Case-control studies: sampling controls

Nick Griffiths · Feb 14, 2020

Historically, case-control studies were considered inferior to cohort studies because they were more prone to bias and harder to interpret. But everything that makes a cohort study reliable can be used in case-controls too, and choosing a case-control design may still be much more efficient.

Case-control and cohort studies both attempt to estimate an association between an exposure and an outcome. This means that both require a comparison between a group of people that were exposed and a group of people who were not. Then we can see whether the risk or rate of the outcome is different between the two groups.

The difference is in how we calculate these estimates. In a cohort study, we keep track of each group directly. At the beginning of the study, we define the exposed and unexposed groups, and over the study period we see whether they go on to develop the outcome of interest. The results can be represented by a two-by-two table of results.

Exposed Unexposed
Cases 10 12
Total 200 400

From these results, we can just divide the cases by the totals to calculate the risks in the two groups, which we can compare to draw conclusions.

In case-control studies, we don’t use the total row of exposed and unexposed individuals in our calculation. Instead, we choose a method of sampling from the source population, and then we sort people into exposed and unexposed control groups.

Exposed Unexposed
Cases 10 12
Controls 30 60

There are three ways to sample controls. The oldest method is called cumulative sampling, where the controls are sampled from everyone who does not have the disease. When this method is used, the odds ratio of being a case, comparing the exposed group to the unexposed group, is the same as the odds ratio of developing the disease in the cohort study.

Odds ratios are very difficult for clinicians and patients to interpret because while they can demonstrate association, they do not describe the change in risk associated with exposure, which is what people use to make decisions. Because of this, modern case-control studies sample controls in such a way that the odds ratio of getting the disease approximates either the risk ratio or the incidence rate ratio.

To approximate the risk ratio, case-cohort sampling is used. Controls are sampled from all those who were at risk at the beginning of the study, including those who later became a case. The control series is then proportional to the whole cohort, so the odds ratio of being a case will estimate the cohort risk ratio. To approximate the rate ratio, density sampling is used. This is the same as case-cohort sampling but sampling is weighted by person-time contributed to the study.

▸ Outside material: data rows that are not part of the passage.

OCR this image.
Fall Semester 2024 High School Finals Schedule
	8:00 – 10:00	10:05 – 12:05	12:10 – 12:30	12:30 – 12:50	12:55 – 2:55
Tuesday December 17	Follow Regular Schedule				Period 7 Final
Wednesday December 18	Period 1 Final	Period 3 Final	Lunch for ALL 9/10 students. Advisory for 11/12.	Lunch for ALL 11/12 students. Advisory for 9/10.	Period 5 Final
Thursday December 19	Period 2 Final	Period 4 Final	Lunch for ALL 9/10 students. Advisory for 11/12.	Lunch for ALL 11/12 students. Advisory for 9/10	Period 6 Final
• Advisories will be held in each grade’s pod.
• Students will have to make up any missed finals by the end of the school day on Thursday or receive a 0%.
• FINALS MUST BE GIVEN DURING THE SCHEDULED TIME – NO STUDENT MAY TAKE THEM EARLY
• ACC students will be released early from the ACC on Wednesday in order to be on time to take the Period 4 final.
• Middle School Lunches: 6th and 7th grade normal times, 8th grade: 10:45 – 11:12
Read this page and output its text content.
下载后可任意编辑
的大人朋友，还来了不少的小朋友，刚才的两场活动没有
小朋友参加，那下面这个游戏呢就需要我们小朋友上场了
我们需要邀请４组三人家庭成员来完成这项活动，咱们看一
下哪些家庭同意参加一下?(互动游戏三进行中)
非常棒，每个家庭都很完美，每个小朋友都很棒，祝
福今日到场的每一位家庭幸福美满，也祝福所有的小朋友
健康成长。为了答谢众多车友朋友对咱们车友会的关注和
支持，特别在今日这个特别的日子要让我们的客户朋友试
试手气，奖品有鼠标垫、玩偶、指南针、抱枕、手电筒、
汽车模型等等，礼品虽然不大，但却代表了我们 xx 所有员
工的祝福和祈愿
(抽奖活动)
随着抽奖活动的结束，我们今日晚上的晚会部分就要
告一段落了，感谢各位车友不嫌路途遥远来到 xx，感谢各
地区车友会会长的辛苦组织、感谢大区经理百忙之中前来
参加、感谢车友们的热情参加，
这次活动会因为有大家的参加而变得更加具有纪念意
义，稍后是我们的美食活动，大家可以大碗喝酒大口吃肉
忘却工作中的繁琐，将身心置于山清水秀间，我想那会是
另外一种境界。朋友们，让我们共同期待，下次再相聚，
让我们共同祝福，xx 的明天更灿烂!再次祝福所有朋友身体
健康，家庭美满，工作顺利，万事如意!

The use of control sampling provides a number of benefits. First, it reduces the cost of the study. When the ratio of controls to cases is greater than 3 or 4, statistical power no longer increases. This means that studying rare outcomes using cohort designs is a waste of resources. The same statistical power can be achieved with a case-control design using a smaller sample of controls.

Second, case-control studies do not require a formal cohort because the controls are sampled. A study can be initiated just by starting to enroll cases. It is much cheaper and faster than keeping track of everyone in a cohort, which is a huge benefit when information is needed urgently or with little resources. However, case-control studies with a known cohort, called nested case-controls, avoid many of the potential biases associated with non-nested case-control studies because it is much more straightforward to sample controls from a defined group.

A cohort study is not fundamentally different from a case-control study, it is a special case. Cohort studies are equivalent to nested case-controls that use density or case-cohort sampling, but they insist on selecting the whole cohort. As a result, case-controls are a more efficient way to estimate a risk or rate ratio.